Sendel started competing internationally in 2007, when she won the silver medal at the World Age Group Championships held in Quebec City, Canada. She had the highest difficulty score of the female competitors in her age range. The next year, she competed at the 2008 Pan American Championships and won the bronze medal in the individual event as well as gold in the synchronized event with partner Rosie MacLennan. She also competed at the 2008 Pacific Rim Championships and won silver in the junior women's event.

Sendel competed at her first World Championships in 2009. She was part of the Canadian team that won bronze in the team event.

In 2010, Sendel competed at the 2010 Pan American Championships, where she won gold in the senior synchro event with partner Samantha Smith. Of the two teams competing in the team competition, the Canadian team, including Sendel, won gold. Individually, she placed 9th.

The next year, she competed at the 2011 World Championships and finished 15th in the synchro event. In 2012, she won the 2012 Pan American Championships individual event, then won silver with Smith in the synchro event final and silver in the team event with Smith and Anita Cirillo.

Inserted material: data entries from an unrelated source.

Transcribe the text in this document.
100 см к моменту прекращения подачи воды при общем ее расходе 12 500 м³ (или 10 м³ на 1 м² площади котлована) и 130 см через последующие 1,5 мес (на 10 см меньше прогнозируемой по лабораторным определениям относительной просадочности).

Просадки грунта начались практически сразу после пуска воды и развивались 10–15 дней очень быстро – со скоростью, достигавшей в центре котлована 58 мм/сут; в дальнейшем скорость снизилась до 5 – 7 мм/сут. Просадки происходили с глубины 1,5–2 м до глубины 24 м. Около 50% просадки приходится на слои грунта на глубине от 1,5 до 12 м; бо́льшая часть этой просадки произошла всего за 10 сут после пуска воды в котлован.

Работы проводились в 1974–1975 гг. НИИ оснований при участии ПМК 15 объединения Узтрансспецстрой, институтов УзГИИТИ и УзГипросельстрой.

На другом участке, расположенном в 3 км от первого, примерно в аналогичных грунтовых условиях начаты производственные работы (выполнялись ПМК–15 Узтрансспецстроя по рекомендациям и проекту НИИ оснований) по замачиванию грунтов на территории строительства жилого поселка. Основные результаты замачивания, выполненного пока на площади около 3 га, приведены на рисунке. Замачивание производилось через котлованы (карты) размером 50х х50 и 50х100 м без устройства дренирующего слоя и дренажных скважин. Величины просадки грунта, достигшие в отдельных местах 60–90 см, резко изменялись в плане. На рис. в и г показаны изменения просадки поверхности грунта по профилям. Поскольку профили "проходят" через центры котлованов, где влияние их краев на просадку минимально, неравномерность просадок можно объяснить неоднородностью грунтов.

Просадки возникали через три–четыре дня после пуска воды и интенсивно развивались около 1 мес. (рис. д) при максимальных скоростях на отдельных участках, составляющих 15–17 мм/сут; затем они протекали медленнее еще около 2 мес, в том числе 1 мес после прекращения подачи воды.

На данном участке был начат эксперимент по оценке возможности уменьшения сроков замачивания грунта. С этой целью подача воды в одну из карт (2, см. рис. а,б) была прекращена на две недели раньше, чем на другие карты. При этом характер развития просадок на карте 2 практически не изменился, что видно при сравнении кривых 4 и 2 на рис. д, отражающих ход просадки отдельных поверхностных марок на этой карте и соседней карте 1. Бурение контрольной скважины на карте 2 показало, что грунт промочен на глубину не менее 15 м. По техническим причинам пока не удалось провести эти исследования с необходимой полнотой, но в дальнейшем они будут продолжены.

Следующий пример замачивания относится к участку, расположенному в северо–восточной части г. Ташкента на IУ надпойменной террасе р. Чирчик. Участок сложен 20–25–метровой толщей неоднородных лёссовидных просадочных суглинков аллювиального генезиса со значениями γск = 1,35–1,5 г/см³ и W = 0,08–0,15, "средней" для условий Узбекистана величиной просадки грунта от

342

In 2013, she and Rosie MacLennan won two gold medals at FIG World Cup events. In July, they competed at the World Games and placed 4th. In November, at the 2013 World Championships, she won silver in the team event with Rosie MacLennan and Samantha Smith. Competing in the synchro event, she and MacLennan qualified in first place. They placed 8th in the synchro final after Sendel had a crash. However, she recovered to finish 5th in the individual final after attempting the highest difficulty she had ever performed in competition. She said afterward, "I had done parts of the routine in training previous to coming to the worlds but never the complete routine so that was very exciting." At the end of the year, it was announced that she was one of 67 athletes to receive a grant from the Canadian Imperial Bank of Commerce.

At the 2014 Pacific Rim Championships, held in April, she placed 4th in the individual event but won the synchro event with MacLennan and won silver in the team event. In August, she competed at the 2014 Pan American Championships, where she won silver individually and won another gold in the synchro event with MacLennan. In the team event, she, MacLennan, and Karen Cockburn took gold. Ahead of the World Championships in June, it was announced that Sendel had suffered a concussion and had withdrawn from the individual competition. She ultimately competed in the syncho event, where she and MacLennan won silver.

Sendel and MacLennan won the synchro event silver at the first World Cup of the 2015 season. At the World Championships, they finished 4th. Individually, Sendel placed 36th in qualifiers and did not advance to the final.

At the 2016 World Cup event held in Arosa, Switzerland, both Sendel and Samantha Smith attempted to break the world record for difficulty by including rare, difficult variations of triple somersaults; however, neither finished their optional routine. Sendel was Canada's alternate female trampoline competitor for the 2016 Summer Olympics in Rio de Janeiro.

== Post-gymnastics career ==
Sendel began to perform in shows while still competing, starting when she was 12. After retiring from her competitive career, she joined Cirque du Soleil.

==Personal life==
Sendel lives in Aurora, Ontario. After the Canadian Olympic Committee unveiled LGBT initiatives in December 2014, including a partnership with You Can Play, she came out as a lesbian.

She studied kinesiology at the University of Toronto.